Altruistisches Verhalten macht uns glücklicher, als wenn wir uns selbst etwas Gutes tun. Das macht auch im Blick auf die Menschheitsgeschichte Sinn, wenn man versteht, dass Menschen nur überleben können, wenn sie kooperieren. Es gab also einen Zweck einander zu helfen. Manche Philosophen sagen deshalb, dass wir eigentlich Egoisten sind. Ich glaube nicht, dass diese Kritik etwas daran ändert, dass wir zumindest das Gefühl haben, dass es gut ist, anderen zu helfen. Im Gegenteil – ich finde es umso bewundernswerter, dass dieser Gegensatz sich in keiner Weise widerspricht. Einander dienen, auch wenn die Motive letztlich selbstbezogen sind.
Das integrierte Ego
Es ist ein weit verbreiteter Irrglaube, dass der Dienst am Nächsten und die Verfolgung eigener Ziele und Wünsche einander ausschließen. In Wirklichkeit gibt es keinen Konflikt zwischen dem (gesunden) Ego und dem Dienst am Nächsten. Tatsächlich kann der Dienst am Nächsten dazu führen, den Sinn des eigenen Lebens zu finden und die eigene Lebensvision zu verwirklichen. Dieses Geheimnis finden wir auch in der christlichen Tradition. Jesus sagt: „Wenn das Weizenkorn nicht in die Erde fällt und erstirbt, bleibt es allein. Wenn es aber stirbt, bringt es viel Frucht.“ Schon die Natur lehrt uns also: Erst wenn wir uns für andere einsetzen, werden wir ganz. Der diakonische Dienst am Nächsten steht nicht im Widerspruch zum Ego, sondern macht uns Menschen erst vollkommen. Wir werden vollständig, indem wir uns selbst aufgeben.

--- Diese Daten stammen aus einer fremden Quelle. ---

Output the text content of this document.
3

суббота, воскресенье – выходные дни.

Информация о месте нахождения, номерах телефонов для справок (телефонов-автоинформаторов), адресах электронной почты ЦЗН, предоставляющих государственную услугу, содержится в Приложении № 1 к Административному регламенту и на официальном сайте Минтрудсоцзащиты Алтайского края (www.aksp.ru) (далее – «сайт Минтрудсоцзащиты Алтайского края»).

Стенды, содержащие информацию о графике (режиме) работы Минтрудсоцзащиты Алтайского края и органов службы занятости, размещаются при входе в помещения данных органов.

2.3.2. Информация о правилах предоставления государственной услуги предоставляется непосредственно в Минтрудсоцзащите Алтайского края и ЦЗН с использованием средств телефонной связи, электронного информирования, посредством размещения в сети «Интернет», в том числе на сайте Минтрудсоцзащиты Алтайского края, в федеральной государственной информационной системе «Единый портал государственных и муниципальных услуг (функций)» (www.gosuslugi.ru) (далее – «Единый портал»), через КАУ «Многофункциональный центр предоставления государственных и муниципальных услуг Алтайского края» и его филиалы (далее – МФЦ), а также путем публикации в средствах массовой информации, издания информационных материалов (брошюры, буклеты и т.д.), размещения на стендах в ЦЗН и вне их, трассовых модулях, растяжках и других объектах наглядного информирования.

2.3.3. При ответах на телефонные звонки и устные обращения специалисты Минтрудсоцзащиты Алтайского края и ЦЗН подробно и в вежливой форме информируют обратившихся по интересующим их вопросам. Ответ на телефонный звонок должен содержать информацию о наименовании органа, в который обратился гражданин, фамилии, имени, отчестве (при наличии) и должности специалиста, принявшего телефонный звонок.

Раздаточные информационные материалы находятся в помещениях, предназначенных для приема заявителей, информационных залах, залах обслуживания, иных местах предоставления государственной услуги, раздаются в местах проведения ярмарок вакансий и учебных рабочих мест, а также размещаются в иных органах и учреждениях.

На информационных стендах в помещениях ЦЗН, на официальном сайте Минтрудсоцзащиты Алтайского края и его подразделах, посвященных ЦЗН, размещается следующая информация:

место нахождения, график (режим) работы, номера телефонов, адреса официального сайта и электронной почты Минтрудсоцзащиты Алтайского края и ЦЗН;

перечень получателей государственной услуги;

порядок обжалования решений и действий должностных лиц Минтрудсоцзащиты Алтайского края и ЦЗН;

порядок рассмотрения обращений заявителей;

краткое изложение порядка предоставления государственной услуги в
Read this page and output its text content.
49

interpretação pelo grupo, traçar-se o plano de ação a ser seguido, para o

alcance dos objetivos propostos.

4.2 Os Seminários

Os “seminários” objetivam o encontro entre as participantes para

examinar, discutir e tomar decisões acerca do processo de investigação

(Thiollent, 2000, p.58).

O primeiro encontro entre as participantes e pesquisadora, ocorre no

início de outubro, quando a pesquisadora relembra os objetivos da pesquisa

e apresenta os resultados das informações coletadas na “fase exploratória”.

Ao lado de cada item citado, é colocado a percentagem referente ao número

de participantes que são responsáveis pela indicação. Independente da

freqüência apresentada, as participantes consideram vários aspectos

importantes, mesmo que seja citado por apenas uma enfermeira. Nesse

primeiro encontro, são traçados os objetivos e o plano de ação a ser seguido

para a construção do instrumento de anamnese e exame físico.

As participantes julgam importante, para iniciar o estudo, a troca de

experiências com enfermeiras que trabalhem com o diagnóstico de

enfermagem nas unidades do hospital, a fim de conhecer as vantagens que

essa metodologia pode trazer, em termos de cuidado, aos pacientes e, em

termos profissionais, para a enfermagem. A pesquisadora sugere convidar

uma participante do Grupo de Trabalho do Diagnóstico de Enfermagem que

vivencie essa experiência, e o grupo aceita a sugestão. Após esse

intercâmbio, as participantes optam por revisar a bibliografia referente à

Wenn wir anderen dienen, vernachlässigen wir nicht unsere eigenen Bedürfnisse und Wünsche. Vielmehr setzen wir unsere Talente und Fähigkeiten zielgerichtet und erfüllend ein. Indem wir anderen helfen, bewirken wir positive Veränderungen in der Welt, die uns ein Gefühl der Erfüllung und Zufriedenheit geben können. Es geht also darum, unsere Wünsche in einen größeren Zusammenhang zu stellen. Wenn wir verstehen, dass wir geschaffen sind, um zu helfen, und dass unsere einzigartige Individualität der Schlüssel zu sozialer Kooperation ist, hilft uns das, eine viel gesündere Beziehung zu uns selbst zu haben.
Die Magie
Das Schöne an der Geschichte von Aladdin ist, dass er am Ende seinen letzten Wunsch opfert, um den Flaschengeist zu befreien. Er hält sein anfängliches Versprechen, obwohl er den Wunsch gut gebrauchen könnte, um selbst Prinz zu werden. So gesehen befreit uns der Dienst am Nächsten. Er befreit uns von falschen, oberflächlichen und impulsiven Wünschen. Er befreit uns zum Guten. Aladdin hat seine Lektion gelernt und hält sein Versprechen. Er ahmt den Dschinni nach und dient ihm. Aladdin ist kein materieller Prinz mehr – aber dann geschieht der Zauber. Weil er sein Herz verwandelt hat, ändert der Sultan das Gesetz und Aladdin darf die Prinzessin Jasmin heiraten, obwohl er die üblichen Voraussetzungen nicht erfüllt. Er wird zum Prinzen im Herzen und damit auch im Äußeren.
Wie können wir wissen, ob das auch in unserem Leben so ist?
Das können wir nicht. Wir müssen einen Kierkegaard’schen Glaubenssprung wagen und uns ganz darauf einlassen.
Wer nicht wagt, der nicht gewinnt. All in.